ファミレスの時もそうだったし。妬みや僻みは世界一カッコ悪い応援の仕方で、一番楽しくない応援の仕方だ。

芸能人を本気で好きになるのは悪いことではない。でも、共演者や仲良しの同業者に迷惑をかけたらただの悪質なファンでしかない。


ファミレスの件を思い出し、私は「マジでバカみたい…」と呟く。春菜は私の重く苛立った言い方に驚いた表情をしている。


「あっ、ごめん。春菜のことではないから」


「色々大変そうだね。ほら、飲もうよ」


春菜に言われて、残っていたビールを飲んでいく。アルコールがさらに回り、酔っているのか体がふわふわしてきた。

空きっ腹にお酒を飲み、完全に酔った私は溜め込んでいた悩みが爆発しそうだ。


◆梨乃は才能の無駄遣いをしようとする

◆みのりは高橋君のファンから妬まれている

◆みのりと梨乃の人気が強すぎる

◆美香と由香里をどうしたら…


でも、美香も由香里もしっかり考え方が大人になっており安心した。2ndシングルは梨乃をセンターでいくと話した時、美香と由香里は「分かったー」と明るく返事をした。


梨乃が嫌そうな顔をしたのは置いといて、2人が梨乃のセンターに対し嫉妬をしていないことに安心できたことは大きい。
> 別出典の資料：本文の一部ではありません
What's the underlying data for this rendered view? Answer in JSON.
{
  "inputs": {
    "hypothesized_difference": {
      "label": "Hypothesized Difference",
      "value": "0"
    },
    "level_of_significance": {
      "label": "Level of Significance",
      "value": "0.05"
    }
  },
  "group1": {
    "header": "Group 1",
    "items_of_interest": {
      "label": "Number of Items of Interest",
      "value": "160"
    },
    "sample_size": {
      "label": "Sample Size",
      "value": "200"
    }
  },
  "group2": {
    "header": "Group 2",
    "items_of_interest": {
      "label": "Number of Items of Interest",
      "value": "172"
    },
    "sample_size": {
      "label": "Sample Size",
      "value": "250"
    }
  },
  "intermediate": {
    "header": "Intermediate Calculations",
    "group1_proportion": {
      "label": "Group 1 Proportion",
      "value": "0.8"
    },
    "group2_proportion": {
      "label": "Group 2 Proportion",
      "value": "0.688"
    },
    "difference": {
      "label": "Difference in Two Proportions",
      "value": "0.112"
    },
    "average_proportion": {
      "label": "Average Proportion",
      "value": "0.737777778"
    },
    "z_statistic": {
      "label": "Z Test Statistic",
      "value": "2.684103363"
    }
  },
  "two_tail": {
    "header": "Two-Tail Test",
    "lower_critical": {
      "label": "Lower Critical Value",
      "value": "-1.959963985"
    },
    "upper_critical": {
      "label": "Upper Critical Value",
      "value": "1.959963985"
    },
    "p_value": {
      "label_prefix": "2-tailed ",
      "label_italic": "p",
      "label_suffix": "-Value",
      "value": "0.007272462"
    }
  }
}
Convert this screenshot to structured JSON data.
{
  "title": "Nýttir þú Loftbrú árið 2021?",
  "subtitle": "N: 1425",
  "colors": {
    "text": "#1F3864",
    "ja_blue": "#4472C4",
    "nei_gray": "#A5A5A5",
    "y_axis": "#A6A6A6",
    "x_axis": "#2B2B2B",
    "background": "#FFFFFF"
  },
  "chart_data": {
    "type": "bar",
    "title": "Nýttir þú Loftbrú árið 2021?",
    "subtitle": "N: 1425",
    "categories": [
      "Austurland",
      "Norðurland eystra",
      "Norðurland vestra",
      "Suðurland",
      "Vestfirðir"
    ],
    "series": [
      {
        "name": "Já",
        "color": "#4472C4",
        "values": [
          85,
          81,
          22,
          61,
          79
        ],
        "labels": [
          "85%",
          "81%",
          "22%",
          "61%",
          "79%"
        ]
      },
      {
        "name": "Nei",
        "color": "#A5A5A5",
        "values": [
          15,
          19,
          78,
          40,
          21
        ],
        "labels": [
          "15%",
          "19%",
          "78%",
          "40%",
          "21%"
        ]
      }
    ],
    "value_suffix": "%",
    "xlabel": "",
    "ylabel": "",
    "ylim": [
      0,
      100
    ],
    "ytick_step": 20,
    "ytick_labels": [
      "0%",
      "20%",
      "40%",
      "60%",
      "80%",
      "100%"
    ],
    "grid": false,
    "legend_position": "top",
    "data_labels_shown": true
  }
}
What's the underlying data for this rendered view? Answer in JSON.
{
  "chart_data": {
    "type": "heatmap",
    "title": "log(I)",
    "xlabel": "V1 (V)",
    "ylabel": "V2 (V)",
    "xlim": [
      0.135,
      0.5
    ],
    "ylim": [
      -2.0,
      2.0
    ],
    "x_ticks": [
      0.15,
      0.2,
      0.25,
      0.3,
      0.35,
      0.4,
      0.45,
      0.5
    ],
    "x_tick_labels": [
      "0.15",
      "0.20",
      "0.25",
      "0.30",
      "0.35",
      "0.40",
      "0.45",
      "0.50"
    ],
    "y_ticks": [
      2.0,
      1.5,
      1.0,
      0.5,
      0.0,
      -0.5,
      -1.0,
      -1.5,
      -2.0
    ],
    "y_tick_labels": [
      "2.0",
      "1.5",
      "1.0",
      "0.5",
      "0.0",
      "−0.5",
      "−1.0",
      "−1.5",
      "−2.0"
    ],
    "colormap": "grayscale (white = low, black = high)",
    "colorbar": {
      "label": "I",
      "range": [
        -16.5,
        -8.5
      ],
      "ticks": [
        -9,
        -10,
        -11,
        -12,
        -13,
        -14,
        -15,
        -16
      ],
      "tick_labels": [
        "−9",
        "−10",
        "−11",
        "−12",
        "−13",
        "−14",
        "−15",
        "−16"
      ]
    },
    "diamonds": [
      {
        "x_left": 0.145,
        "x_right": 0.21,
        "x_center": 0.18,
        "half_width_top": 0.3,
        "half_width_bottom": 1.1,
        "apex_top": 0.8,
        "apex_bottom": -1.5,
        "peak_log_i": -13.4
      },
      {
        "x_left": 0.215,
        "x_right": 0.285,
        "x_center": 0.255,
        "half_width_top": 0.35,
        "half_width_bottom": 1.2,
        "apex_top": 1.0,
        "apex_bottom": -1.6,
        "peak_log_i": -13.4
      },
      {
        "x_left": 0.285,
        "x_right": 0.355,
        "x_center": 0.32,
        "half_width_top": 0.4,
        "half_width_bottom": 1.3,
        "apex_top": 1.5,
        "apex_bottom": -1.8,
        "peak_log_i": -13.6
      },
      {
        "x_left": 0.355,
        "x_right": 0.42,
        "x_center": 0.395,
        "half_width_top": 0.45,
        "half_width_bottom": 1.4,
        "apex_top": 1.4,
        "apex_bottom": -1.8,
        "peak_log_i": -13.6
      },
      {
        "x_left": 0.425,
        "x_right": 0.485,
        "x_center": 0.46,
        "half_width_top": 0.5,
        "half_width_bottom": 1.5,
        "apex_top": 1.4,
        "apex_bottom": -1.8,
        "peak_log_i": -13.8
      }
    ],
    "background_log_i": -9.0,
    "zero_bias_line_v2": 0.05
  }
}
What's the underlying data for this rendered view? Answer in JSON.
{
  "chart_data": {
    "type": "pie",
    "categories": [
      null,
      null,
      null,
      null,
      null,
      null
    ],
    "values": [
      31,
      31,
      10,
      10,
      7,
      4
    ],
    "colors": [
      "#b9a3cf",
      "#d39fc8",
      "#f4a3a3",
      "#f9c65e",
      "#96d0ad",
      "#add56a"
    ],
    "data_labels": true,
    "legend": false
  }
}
みのりも笑顔で梨乃に「おめでとう」と言い、みんなで祝福した。当の梨乃は喜んでいる感じはなく「ありがとう…」と言っていたけど梨乃がセンターは当然の結果。


みんな、梨乃がドラマのヒロイン役を掴んだことでCLOVERが活躍できていることを理解しているし実感している。

2ndはダンスナンバーでカッコいい曲調でいくことが決まったし、あとは曲のサンプルを聞きまくり決めるだけ。


「夏樹。そう言えば、本見た?」


「見たよ。めちゃくちゃ甘々で凄かった」


「でしょー!ラブ・シュガーはライバルや倦怠期や喧嘩別れとかがないのがいいの」


「でも、少しエッチだね」


「まぁね。女性漫画だし」


私はだからかと納得する。キスシーンが多いし、何よりイチャイチャする場面が多い。

設定は19歳の大学生だけど、少女漫画とは違うリアルがあり内容も濃ゆい。


今もBLドラマの人気は強く、この漫画がドラマ化されたら春菜の言う通りGLブームが来るかもしれない。それほど、内容も良かった。